God Calls Abram to Blessing

I can think of nothing more exciting than embarking upon a new beginning. My family life was not great, so I longed for the time when I would become a legal adult and could set my sails for an unknown, but better, life. From my youth, I sought God and felt ready to go wherever faith would take me.

With a powerful summons, God called Abram into relationship and his life began anew. While he previously lived in a state of barrenness, God’s promise restored Abram’s hope for the future. With God leading him, Abram felt assured he would not journey alone.

Ur was a major Sumerian city located in ancient Mesopotamia. This region of the world was first inhabited by the descendants of Shem, who long held great power and influence there. Abram and his father, Terah, were not new settlers in Ur.

During the four centuries that elapsed since the flood, infidelity continued to progress. Over time, these people degenerated from the true faith and fell into idolatry. Even the Shemite portion of the human family had become almost totally corrupted. Abram’s faith had created a gulf between him and his father’s house. He worshipped one God. They were idolaters. If the knowledge of salvation were to not be completely banished from the earth, a second Divine intervention was necessary.

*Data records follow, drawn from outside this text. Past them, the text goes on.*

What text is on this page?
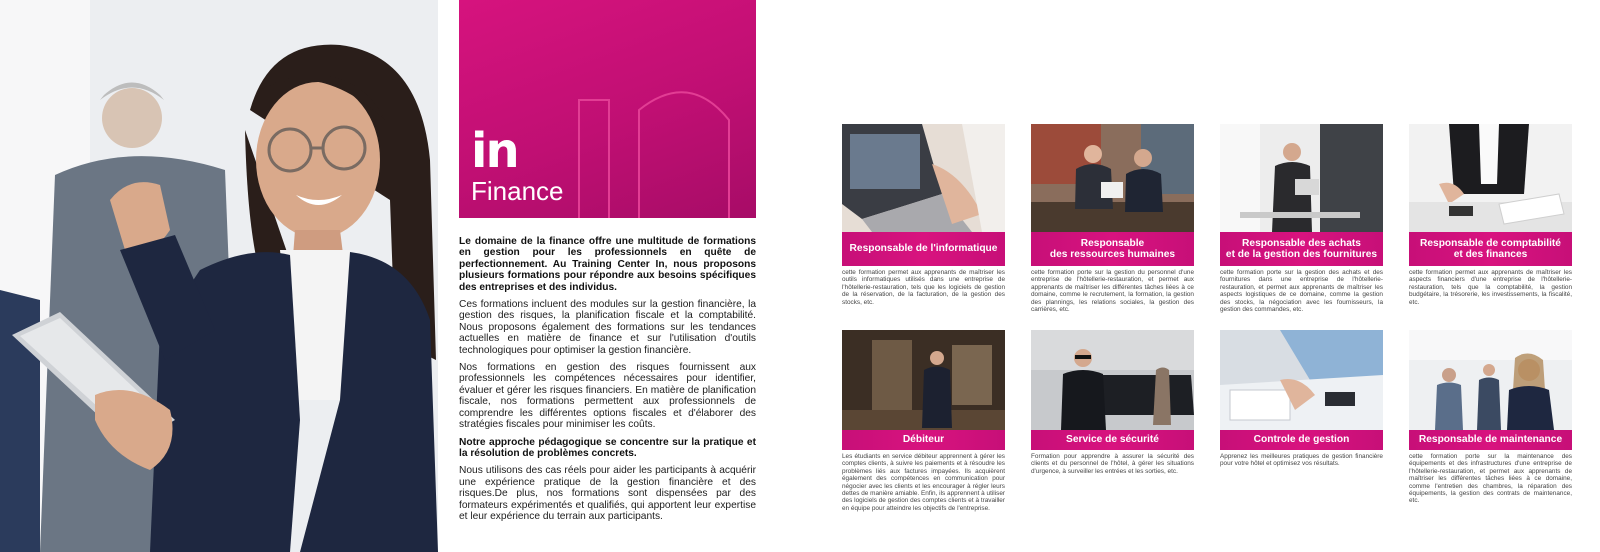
in
Finance

Le domaine de la finance offre une multitude de formations en gestion pour les professionnels en quête de perfectionnement. Au Training Center In, nous proposons plusieurs formations pour répondre aux besoins spécifiques des entreprises et des individus.

Ces formations incluent des modules sur la gestion financière, la gestion des risques, la planification fiscale et la comptabilité. Nous proposons également des formations sur les tendances actuelles en matière de finance et sur l'utilisation d'outils technologiques pour optimiser la gestion financière.

Nos formations en gestion des risques fournissent aux professionnels les compétences nécessaires pour identifier, évaluer et gérer les risques financiers. En matière de planification fiscale, nos formations permettent aux professionnels de comprendre les différentes options fiscales et d'élaborer des stratégies fiscales pour minimiser les coûts.

Notre approche pédagogique se concentre sur la pratique et la résolution de problèmes concrets.

Nous utilisons des cas réels pour aider les participants à acquérir une expérience pratique de la gestion financière et des risques.De plus, nos formations sont dispensées par des formateurs expérimentés et qualifiés, qui apportent leur expertise et leur expérience du terrain aux participants.

Responsable de l'informatique
cette formation permet aux apprenants de maîtriser les outils informatiques utilisés dans une entreprise de l'hôtellerie-restauration, tels que les logiciels de gestion de la réservation, de la facturation, de la gestion des stocks, etc.
Responsable
des ressources humaines
cette formation porte sur la gestion du personnel d'une entreprise de l'hôtellerie-restauration, et permet aux apprenants de maîtriser les différentes tâches liées à ce domaine, comme le recrutement, la formation, la gestion des plannings, les relations sociales, la gestion des carrières, etc.
Responsable des achats
et de la gestion des fournitures
cette formation porte sur la gestion des achats et des fournitures dans une entreprise de l'hôtellerie-restauration, et permet aux apprenants de maîtriser les aspects logistiques de ce domaine, comme la gestion des stocks, la négociation avec les fournisseurs, la gestion des commandes, etc.
Responsable de comptabilité
et des finances
cette formation permet aux apprenants de maîtriser les aspects financiers d'une entreprise de l'hôtellerie-restauration, tels que la comptabilité, la gestion budgétaire, la trésorerie, les investissements, la fiscalité, etc.
Débiteur
Les étudiants en service débiteur apprennent à gérer les comptes clients, à suivre les paiements et à résoudre les problèmes liés aux factures impayées. Ils acquièrent également des compétences en communication pour négocier avec les clients et les encourager à régler leurs dettes de manière amiable. Enfin, ils apprennent à utiliser des logiciels de gestion des comptes clients et à travailler en équipe pour atteindre les objectifs de l'entreprise.
Service de sécurité
Formation pour apprendre à assurer la sécurité des clients et du personnel de l'hôtel, à gérer les situations d'urgence, à surveiller les entrées et les sorties, etc.
Controle de gestion
Apprenez les meilleures pratiques de gestion financière pour votre hôtel et optimisez vos résultats.
Responsable de maintenance
cette formation porte sur la maintenance des équipements et des infrastructures d'une entreprise de l'hôtellerie-restauration, et permet aux apprenants de maîtriser les différentes tâches liées à ce domaine, comme l'entretien des chambres, la réparation des équipements, la gestion des contrats de maintenance, etc.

The call of Abram took place when he was seventy years old, five years before the death of Terah. God’s call contained both a command and a promise. For renouncing all his natural ties, God promised to increase him into a numerous people, to make of Abram a great nation. He promised to bless him with material and spiritual prosperity and make his name great by elevating him to honor and glory. And God promised that Abram was not only to receive blessing and be blessed of God, but that he would be a blessing and become the means of blessing to others.

Upon leaving Ur, it’s possible that neither Abram nor Terah knew what their final destination would be. Abram was not told that Canaan was the land until he reached Canaan. True obedience remains content with the current duty as presented and waits for further details. Our knowledge need go no further ahead than to guide our next step.

Terah’s journey was in search of a home and pasture only. With both on the same bank of the Euphrates, it was easy to go from Ur to a place in northern Mesopotamia they called Haran after Abram and Nahor’s brother. Following Terah’s death, his family went no further. They remained there with Nahor in Haran. Only Abram and Lot went on from there.

It is highly probable that God appeared to Abram twice and that the same words were spoken to him both times, first in Ur and again in Haran. Crossing the deep, broad and rapid river meant making the irrevocable decision to cut loose from one’s past life. Only Abram, the man of faith made that commitment. Out of compassion and a sense of responsibility for his nephew, Abram took Lot with him.

Wherever Abram pitched his tent, he built an altar. In keeping communion with God, his life was permeated with worship. When we fill our lives with the consciousness of Divine presence, the world’s temptations cease to draw us. Our common tasks will then feel fresh and interesting because we see God in them.

The call of Abram represents the call of people, by the grace of God, out of the world and from among the people of it. We, the called, are to renounce the things of the world, not be conformed to it, and even in some cases, to forget our own people. We are called to cling to the Lord and follow him wherever he leads us. May we respond to God’s call with faith and dare to move forward into the unknown with the hope of his promised blessing.